Medieval Life


Medieval knights were equipped with a variety of defensive garments and weapons, and trained to use nearly every possible offensive weapon of the Middle Ages. Early knights wore chain mail and tunics bearing the symbol of the order to which he belonged. By the 14th century, chain mail and tunics had evolved into full plate armor that protected the chest, arms, legs knees and feet. Quality plate armor was nearly impenetrable. The armor included a visored helmet that would often be festooned with decorative plumage.

The knight's shield evolved to sport the heraldry found on the family crest, or coat of arms. Most shields were made of wood, the best being constructed of numerous wood strips with the grain of each layer running at 90-degree angles.

Weapons included:
Broadsword-one of the knight's primary weapons, often passed down through family lineage. The knight carried the sword that he was dubbed with. Many were quite elaborate, with gold, silver, encrusted with jewels or containing holy relics in the hilt.

Crossbow-one of the first banned weapons for its "unchristianlike" characteristics of causing brutal death from far away, thee ranged from simple hand-drawn devices, to larger ones requiring levers, wheels and ratchets. They were replaced with the development of the longbow.

Daggers-made of all shapes and sizes often encrusted with jewels. Blades varied from round, ice-pick like daggers to those with three blades with made wounds nearly impossible to close.

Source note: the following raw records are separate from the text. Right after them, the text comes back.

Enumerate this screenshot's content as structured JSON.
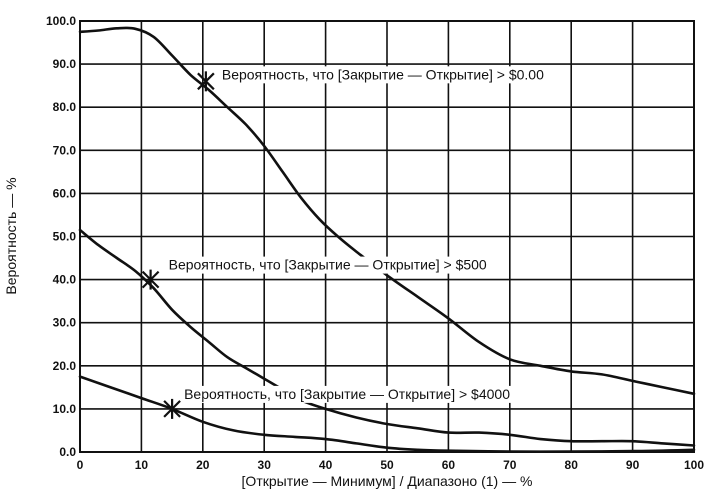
{
  "chart_data": {
    "type": "line",
    "xlabel": "[Открытие — Минимум] / Диапазоно (1) — %",
    "ylabel": "Вероятность — %",
    "xlim": [
      0,
      100
    ],
    "ylim": [
      0,
      100
    ],
    "x_ticks": [
      "0",
      "10",
      "20",
      "30",
      "40",
      "50",
      "60",
      "70",
      "80",
      "90",
      "100"
    ],
    "y_ticks": [
      "0.0",
      "10.0",
      "20.0",
      "30.0",
      "40.0",
      "50.0",
      "60.0",
      "70.0",
      "80.0",
      "90.0",
      "100.0"
    ],
    "grid": true,
    "series": [
      {
        "name": "Вероятность, что [Закрытие — Открытие] > $0.00",
        "x": [
          0,
          3,
          6,
          9,
          12,
          15,
          18,
          21,
          24,
          27,
          30,
          33,
          36,
          39,
          42,
          45,
          50,
          55,
          60,
          65,
          70,
          75,
          80,
          85,
          90,
          95,
          100
        ],
        "y": [
          97.5,
          97.8,
          98.3,
          98.2,
          96.3,
          92,
          87.5,
          84,
          80,
          76,
          71,
          65,
          59,
          54,
          50,
          46.5,
          41,
          36,
          31,
          25.5,
          21.5,
          20,
          18.7,
          18,
          16.5,
          15,
          13.5
        ],
        "marker": {
          "x": 20.5,
          "y": 86
        }
      },
      {
        "name": "Вероятность, что [Закрытие — Открытие] > $500",
        "x": [
          0,
          3,
          6,
          9,
          12,
          15,
          18,
          21,
          24,
          27,
          30,
          33,
          36,
          40,
          45,
          50,
          55,
          60,
          65,
          70,
          75,
          80,
          85,
          90,
          95,
          100
        ],
        "y": [
          51.5,
          48,
          45,
          42,
          38,
          33,
          29,
          25.5,
          22,
          19.5,
          17,
          14.5,
          12,
          10,
          8,
          6.5,
          5.5,
          4.5,
          4.5,
          4,
          3,
          2.5,
          2.5,
          2.5,
          2,
          1.5
        ],
        "marker": {
          "x": 11.5,
          "y": 40
        }
      },
      {
        "name": "Вероятность, что [Закрытие — Открытие] > $4000",
        "x": [
          0,
          5,
          10,
          15,
          20,
          25,
          30,
          35,
          40,
          45,
          50,
          55,
          60,
          70,
          80,
          90,
          100
        ],
        "y": [
          17.5,
          15,
          12.5,
          10,
          7,
          5,
          4,
          3.5,
          3,
          2,
          1,
          0.5,
          0.3,
          0.1,
          0.1,
          0.2,
          0.5
        ],
        "marker": {
          "x": 15,
          "y": 10
        }
      }
    ]
  }
}
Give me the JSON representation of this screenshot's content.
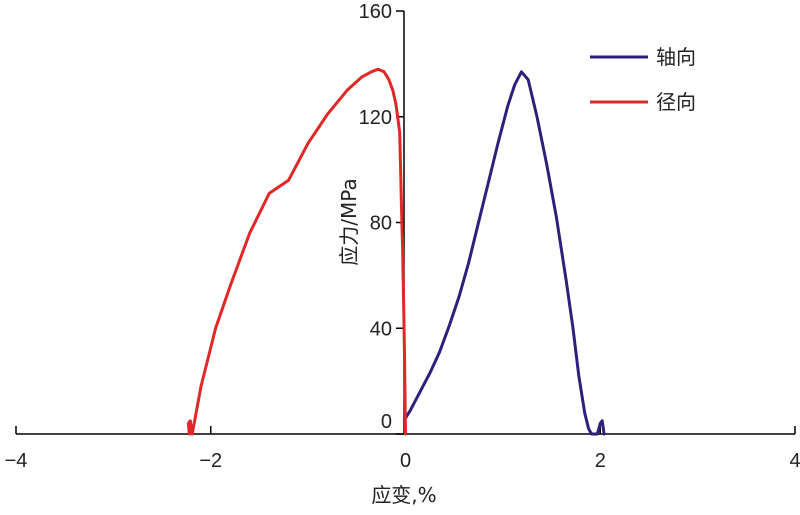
{
  "chart_data": {
    "type": "line",
    "xlabel": "应变,%",
    "ylabel": "应力/MPa",
    "xlim": [
      -4,
      4
    ],
    "ylim": [
      0,
      160
    ],
    "xticks": [
      -4,
      -2,
      0,
      2,
      4
    ],
    "yticks": [
      0,
      40,
      80,
      120,
      160
    ],
    "xtick_labels": [
      "−4",
      "−2",
      "0",
      "2",
      "4"
    ],
    "ytick_labels": [
      "0",
      "40",
      "80",
      "120",
      "160"
    ],
    "grid": false,
    "legend_position": "top-right",
    "series": [
      {
        "name": "轴向",
        "color": "#2e1f7a",
        "x": [
          0.0,
          0.05,
          0.15,
          0.25,
          0.35,
          0.45,
          0.55,
          0.65,
          0.75,
          0.85,
          0.95,
          1.05,
          1.12,
          1.19,
          1.26,
          1.35,
          1.45,
          1.55,
          1.65,
          1.72,
          1.78,
          1.84,
          1.88,
          1.91,
          1.94,
          1.97,
          2.0,
          2.02,
          2.04
        ],
        "y": [
          6,
          9,
          16,
          23,
          31,
          41,
          52,
          65,
          80,
          95,
          110,
          124,
          132,
          137,
          134,
          120,
          102,
          82,
          58,
          40,
          22,
          8,
          2,
          0,
          0,
          0,
          4,
          5,
          0
        ]
      },
      {
        "name": "径向",
        "color": "#e02828",
        "x": [
          -2.22,
          -2.23,
          -2.21,
          -2.19,
          -2.1,
          -1.95,
          -1.8,
          -1.6,
          -1.4,
          -1.2,
          -1.0,
          -0.8,
          -0.6,
          -0.45,
          -0.35,
          -0.28,
          -0.22,
          -0.17,
          -0.13,
          -0.1,
          -0.08,
          -0.06,
          -0.05,
          -0.04,
          -0.03,
          -0.02,
          -0.01,
          0.0
        ],
        "y": [
          0,
          4,
          5,
          0,
          18,
          40,
          56,
          76,
          91,
          96,
          110,
          121,
          130,
          135,
          137,
          138,
          137,
          134,
          130,
          125,
          120,
          114,
          100,
          84,
          70,
          50,
          30,
          0
        ]
      }
    ]
  }
}
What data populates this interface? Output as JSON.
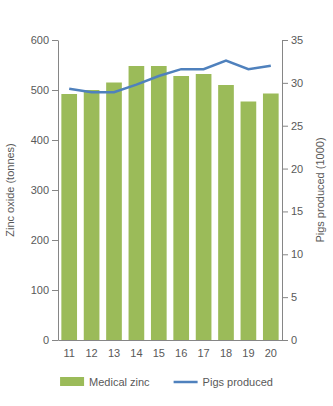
{
  "chart_data": {
    "type": "bar",
    "y_label": "Zinc oxide (tonnes)",
    "y2_label": "Pigs produced (1000)",
    "categories": [
      "11",
      "12",
      "13",
      "14",
      "15",
      "16",
      "17",
      "18",
      "19",
      "20"
    ],
    "series": [
      {
        "name": "Medical zinc",
        "type": "bar",
        "color": "#9bbb59",
        "values": [
          492,
          500,
          515,
          548,
          548,
          528,
          532,
          510,
          477,
          493
        ]
      },
      {
        "name": "Pigs produced",
        "type": "line",
        "axis": "y2",
        "color": "#4f81bd",
        "values": [
          29.3,
          28.9,
          28.9,
          29.8,
          30.8,
          31.6,
          31.6,
          32.6,
          31.6,
          32.0
        ]
      }
    ],
    "ylim": [
      0,
      600
    ],
    "yticks": [
      0,
      100,
      200,
      300,
      400,
      500,
      600
    ],
    "y2lim": [
      0,
      35
    ],
    "y2ticks": [
      0,
      5,
      10,
      15,
      20,
      25,
      30,
      35
    ],
    "grid": false,
    "legend": "bottom"
  }
}
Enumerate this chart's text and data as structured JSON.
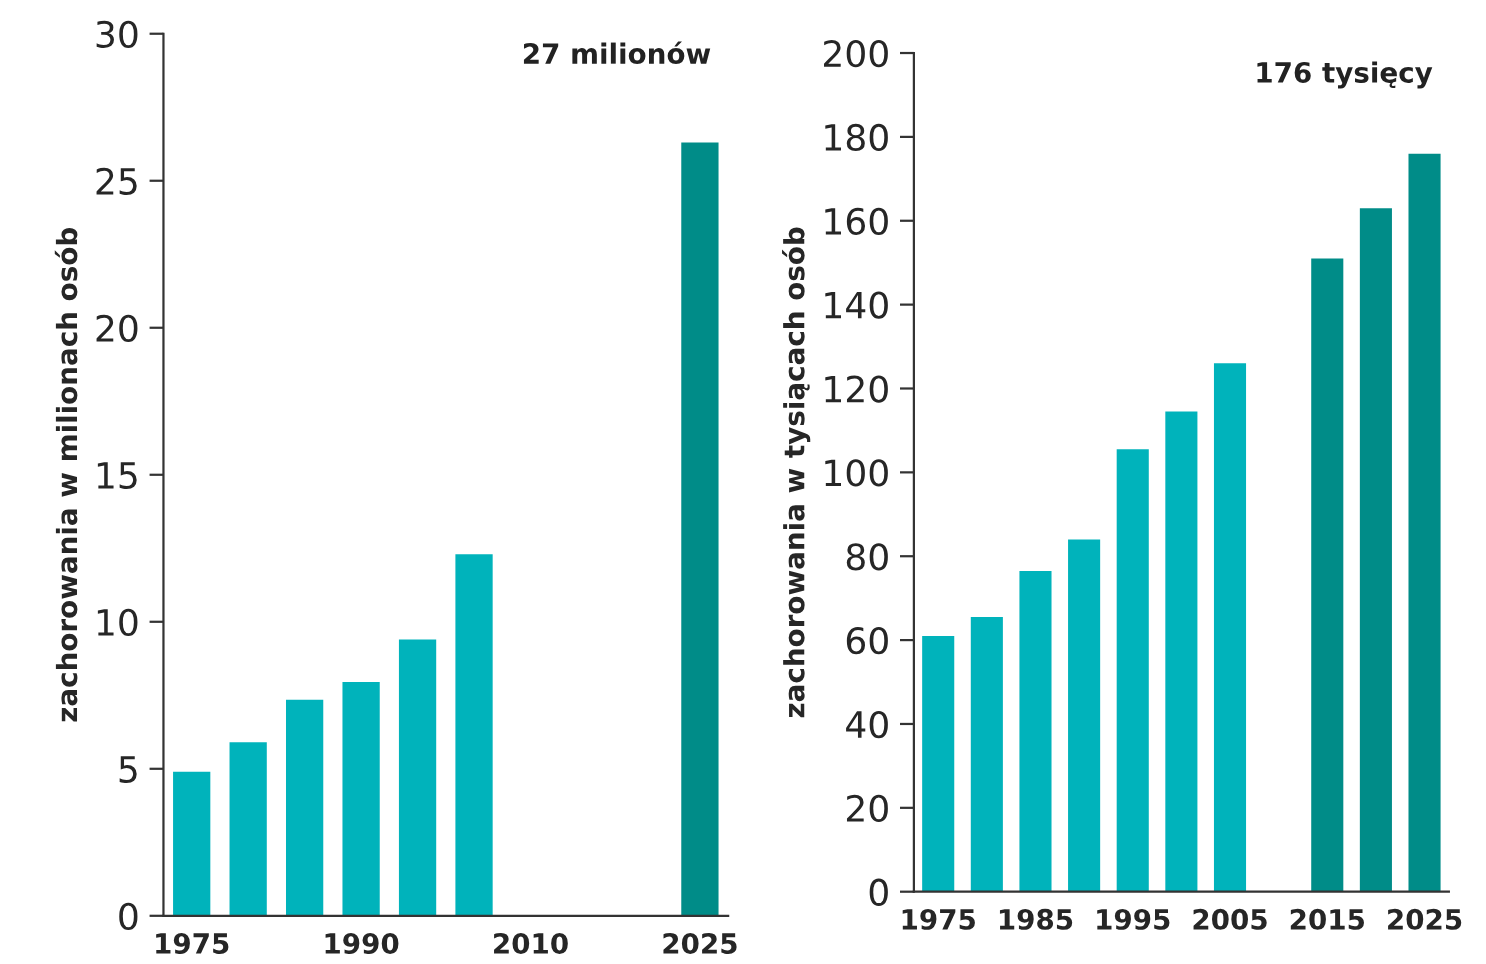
{
  "chart_data": [
    {
      "type": "bar",
      "ylabel": "zachorowania w milionach osób",
      "annotations": [
        "27 milionów"
      ],
      "categories": [
        "1975",
        null,
        null,
        "1990",
        null,
        null,
        "2010",
        null,
        null,
        "2025"
      ],
      "values": [
        4.9,
        5.9,
        7.35,
        7.95,
        9.4,
        12.3,
        null,
        null,
        null,
        26.3
      ],
      "colors": [
        "#00b3bb",
        "#00b3bb",
        "#00b3bb",
        "#00b3bb",
        "#00b3bb",
        "#00b3bb",
        null,
        null,
        null,
        "#008c88"
      ],
      "ylim": [
        0,
        30
      ],
      "yticks": [
        0,
        5,
        10,
        15,
        20,
        25,
        30
      ],
      "grid": false,
      "legend": false
    },
    {
      "type": "bar",
      "ylabel": "zachorowania w tysiącach osób",
      "annotations": [
        "176 tysięcy"
      ],
      "categories": [
        "1975",
        null,
        "1985",
        null,
        "1995",
        null,
        "2005",
        null,
        "2015",
        null,
        "2025"
      ],
      "values": [
        61,
        65.5,
        76.5,
        84,
        105.5,
        114.5,
        126,
        null,
        151,
        163,
        176
      ],
      "colors": [
        "#00b3bb",
        "#00b3bb",
        "#00b3bb",
        "#00b3bb",
        "#00b3bb",
        "#00b3bb",
        "#00b3bb",
        null,
        "#008c88",
        "#008c88",
        "#008c88"
      ],
      "ylim": [
        0,
        200
      ],
      "yticks": [
        0,
        20,
        40,
        60,
        80,
        100,
        120,
        140,
        160,
        180,
        200
      ],
      "grid": false,
      "legend": false
    }
  ]
}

Mace-a club-like weapon with blades or points protruding from a heavy head. Each weapon was often given fanciful names such as Morgenstern (Morning Star), Godendag (Good-day), or the dark humored "Holy Water Sprinkler.

Scimitar-a curved sword that broadened to a point with one cutting edge.

Two-handed sword-popular in the 15th century and nearly 5-feet in length. It was used to make wide cutting sweeps in open areas.

War Hammer-a weapon similar to today's claw-hammer, but larger, with a handle nearly two feet long with a thrusting point affixed to the top.